Strengthen auditability and accountability through external regulatory scrutiny and quantified reporting thresholds.
Support legislative and regulatory implementation, as reflected in the EU AI Act’s forthcoming requirements for dual-stage risk reporting.

In the field of AV data, there are calls for multi-stakeholder forums to stratify data into public (anonymized summaries), restricted (scenario meta-data), and private (raw annotated streams) tiers, coupled with enabling tools (federated learning, scenario-based simulation) and incentive structures (regulatory credits, academic intermediaries) (Sandhaus et al., 10 Apr 2025).

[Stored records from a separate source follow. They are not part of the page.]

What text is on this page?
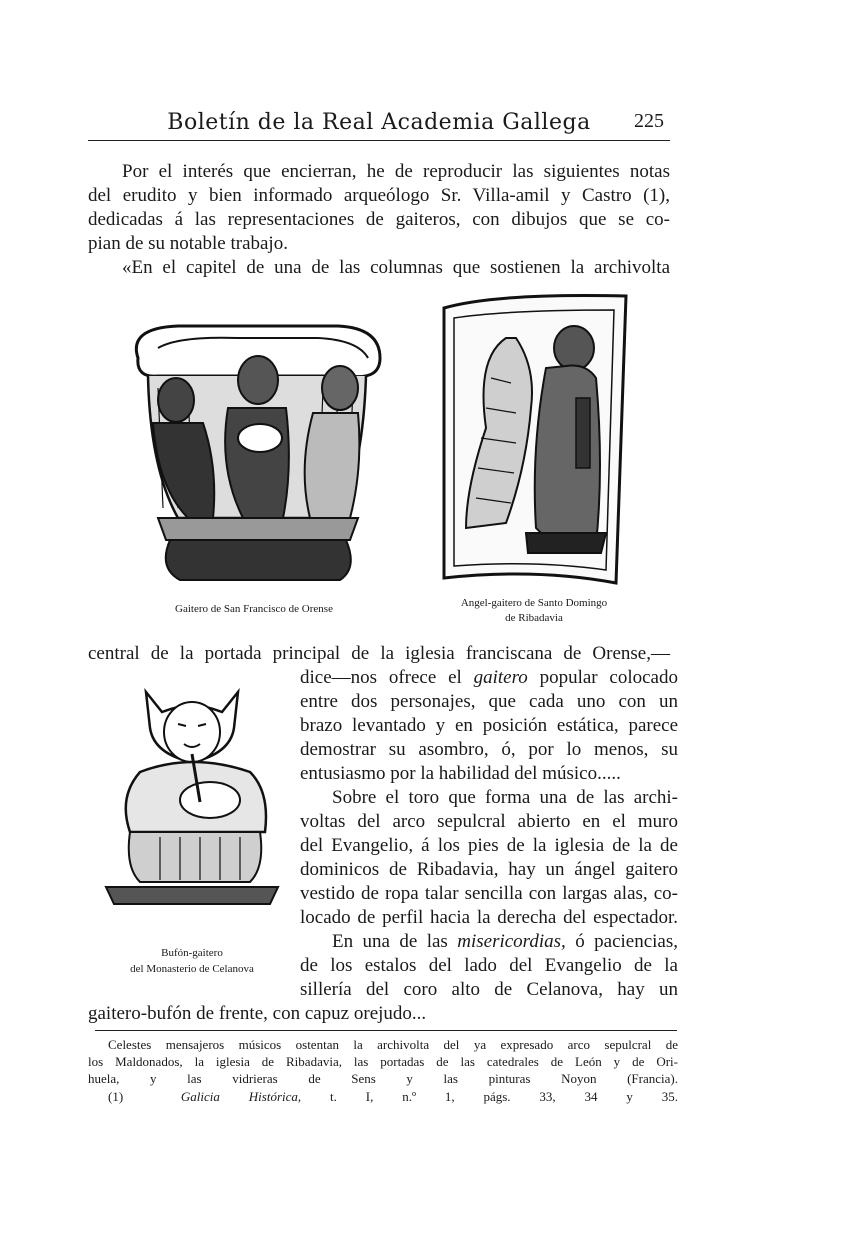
Boletín de la Real Academia Gallega	225
Por el interés que encierran, he de reproducir las siguientes notas
del erudito y bien informado arqueólogo Sr. Villa-amil y Castro (1),
dedicadas á las representaciones de gaiteros, con dibujos que se co-
pian de su notable trabajo.
«En el capitel de una de las columnas que sostienen la archivolta
Gaitero de San Francisco de Orense	Angel-gaitero de Santo Domingo
de Ribadavia
central de la portada principal de la iglesia franciscana de Orense,—
dice—nos ofrece el gaitero popular colocado
entre dos personajes, que cada uno con un
brazo levantado y en posición estática, parece
demostrar su asombro, ó, por lo menos, su
entusiasmo por la habilidad del músico.....
Sobre el toro que forma una de las archi-
voltas del arco sepulcral abierto en el muro
del Evangelio, á los pies de la iglesia de la de
dominicos de Ribadavia, hay un ángel gaitero
vestido de ropa talar sencilla con largas alas, co-
locado de perfil hacia la derecha del espectador.
En una de las misericordias, ó paciencias,
de los estalos del lado del Evangelio de la
sillería del coro alto de Celanova, hay un
gaitero-bufón de frente, con capuz orejudo...
Bufón-gaitero
del Monasterio de Celanova
Celestes mensajeros músicos ostentan la archivolta del ya expresado arco sepulcral de
los Maldonados, la iglesia de Ribadavia, las portadas de las catedrales de León y de Ori-
huela, y las vidrieras de Sens y las pinturas Noyon (Francia).
(1)	Galicia Histórica, t. I, n.º 1, págs. 33, 34 y 35.
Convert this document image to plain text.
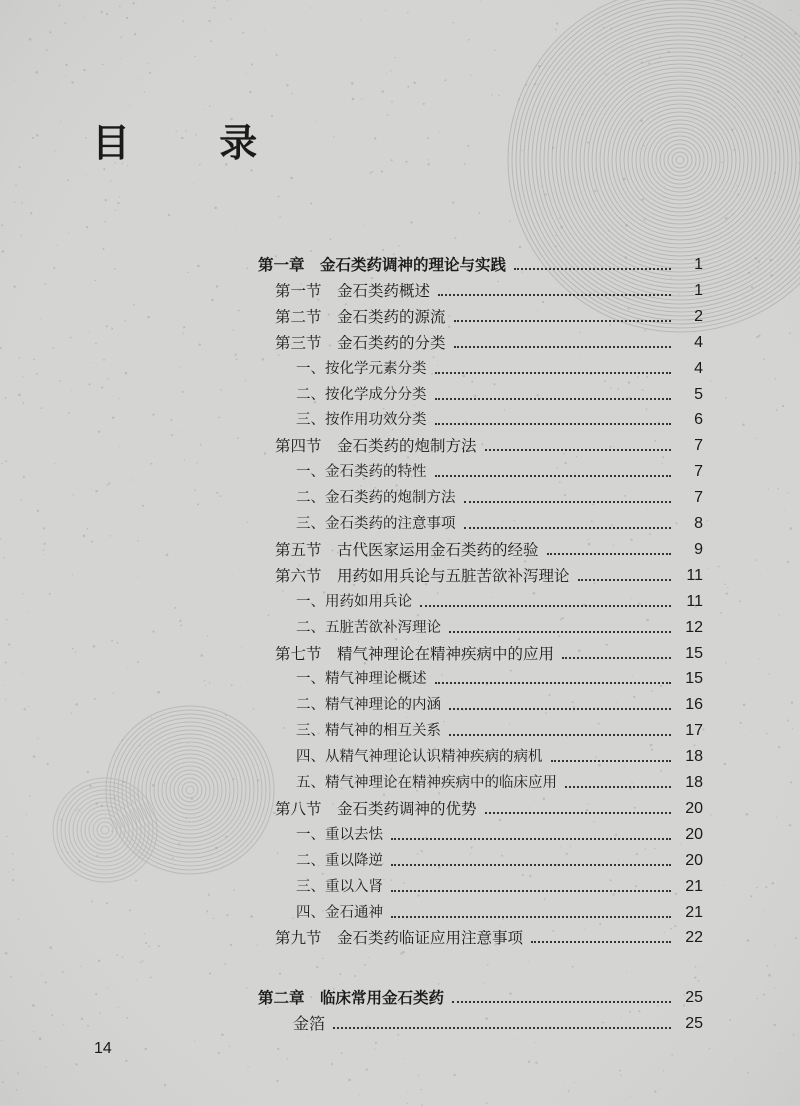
目 录
第一章　金石类药调神的理论与实践	1
第一节　金石类药概述	1
第二节　金石类药的源流	2
第三节　金石类药的分类	4
一、按化学元素分类	4
二、按化学成分分类	5
三、按作用功效分类	6
第四节　金石类药的炮制方法	7
一、金石类药的特性	7
二、金石类药的炮制方法	7
三、金石类药的注意事项	8
第五节　古代医家运用金石类药的经验	9
第六节　用药如用兵论与五脏苦欲补泻理论	11
一、用药如用兵论	11
二、五脏苦欲补泻理论	12
第七节　精气神理论在精神疾病中的应用	15
一、精气神理论概述	15
二、精气神理论的内涵	16
三、精气神的相互关系	17
四、从精气神理论认识精神疾病的病机	18
五、精气神理论在精神疾病中的临床应用	18
第八节　金石类药调神的优势	20
一、重以去怯	20
二、重以降逆	20
三、重以入肾	21
四、金石通神	21
第九节　金石类药临证应用注意事项	22
第二章　临床常用金石类药	25
金箔	25
14
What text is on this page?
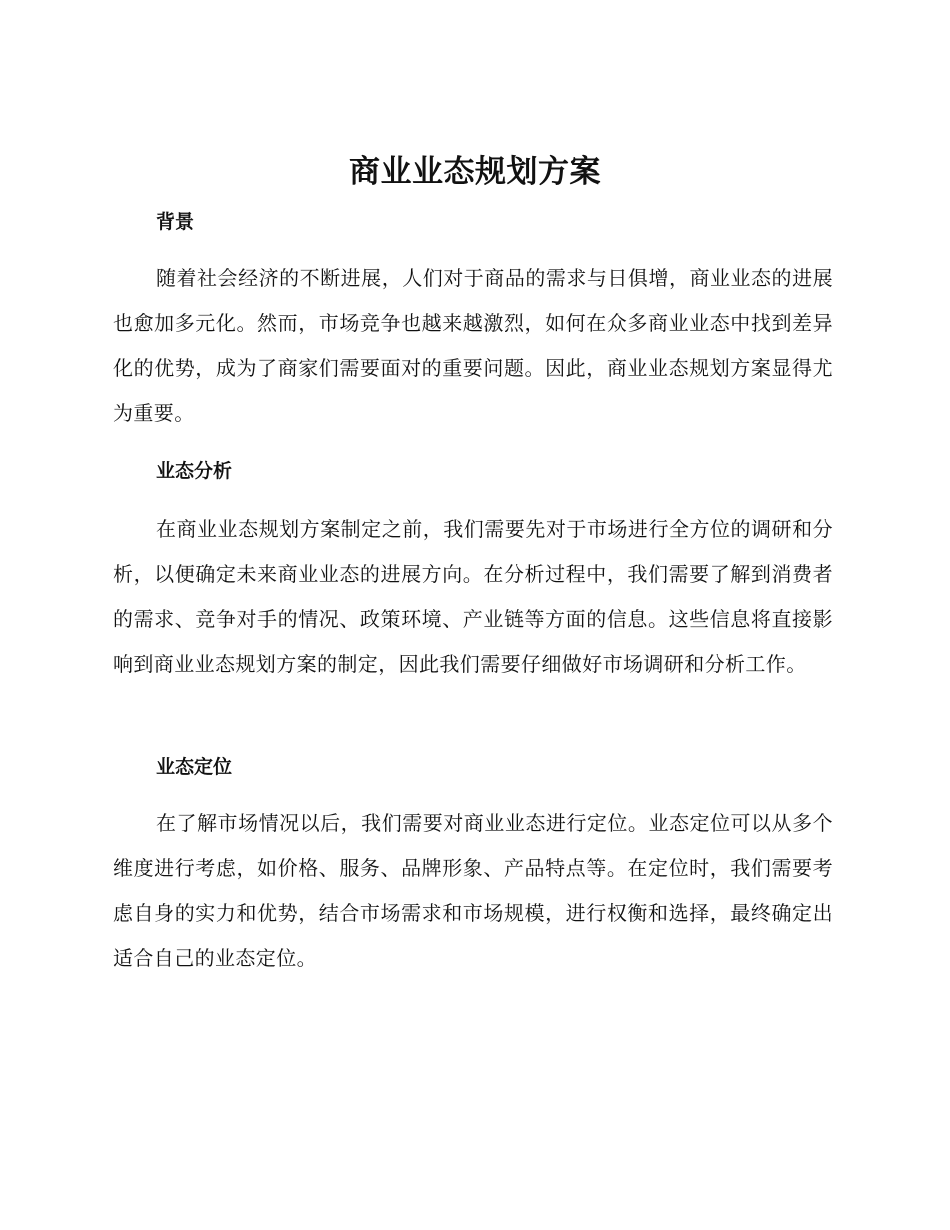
商业业态规划方案
背景
随着社会经济的不断进展，人们对于商品的需求与日俱增，商业业态的进展也愈加多元化。然而，市场竞争也越来越激烈，如何在众多商业业态中找到差异化的优势，成为了商家们需要面对的重要问题。因此，商业业态规划方案显得尤为重要。
业态分析
在商业业态规划方案制定之前，我们需要先对于市场进行全方位的调研和分析，以便确定未来商业业态的进展方向。在分析过程中，我们需要了解到消费者的需求、竞争对手的情况、政策环境、产业链等方面的信息。这些信息将直接影响到商业业态规划方案的制定，因此我们需要仔细做好市场调研和分析工作。
业态定位
在了解市场情况以后，我们需要对商业业态进行定位。业态定位可以从多个维度进行考虑，如价格、服务、品牌形象、产品特点等。在定位时，我们需要考虑自身的实力和优势，结合市场需求和市场规模，进行权衡和选择，最终确定出适合自己的业态定位。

6. Methodological Rigor in Safety Claim Disclosure

Mathematically rigorous approaches to disclosure, such as Conservative Bayesian Inference (CBI), formalize the relationship between prior engineering evidence and empirical test results. Priors are constructed via quantile constraints (probability $\theta$ that pfm $p\leq\epsilon$ , lower bound $p_l$ ) rather than arbitrary parametric choices. Safety claims are then conservatively bounded by the worst-case posterior across all admissible priors:

$\inf_{F\in\mathcal{D}} \Pr_F[p\leq p^* | k, n] = \frac{x_1^k (1-x_1)^{n-k} \theta}{x_1^k (1-x_1)^{n-k}\theta + x_3^k (1-x_3)^{n-k}(1-\theta)}$

This framework avoids optimism and enables reporting of safety claims backed analytically by both partial prior knowledge and operational evidence (Zhao et al., 2020).

7. Future Directions and Open Questions

Contemporary research emphasizes the need for:

Expanded, multi-turn and multi-language safety evaluations, especially in clinical LLM deployment (Shah et al., 1 Sep 2025).
Scenario generation/expansion methods that yield more realistic and diverse safety-critical domains, utilizing world-model simulators and diffusion-based generators (Li et al., 31 Mar 2025).
Socio-technical mechanisms to adjudicate between public and private knowledge, balancing the societal imperative for transparency against proprietary incentives (Sandhaus et al., 10 Apr 2025).
Legislative adoption of standardized, dual-stage safety disclosure, embedding confidence interval–backed metrics, deployment thresholds, and clear stakeholder roles (Bowen et al., 17 Mar 2025).

Safety-critical disclosures thus represent a convergent area at the interface of formal verification, empirical science, systems engineering, and public policy, with ongoing evolution in frameworks, disclosure standards, and epistemic norms shaping the future of high-stakes technology governance.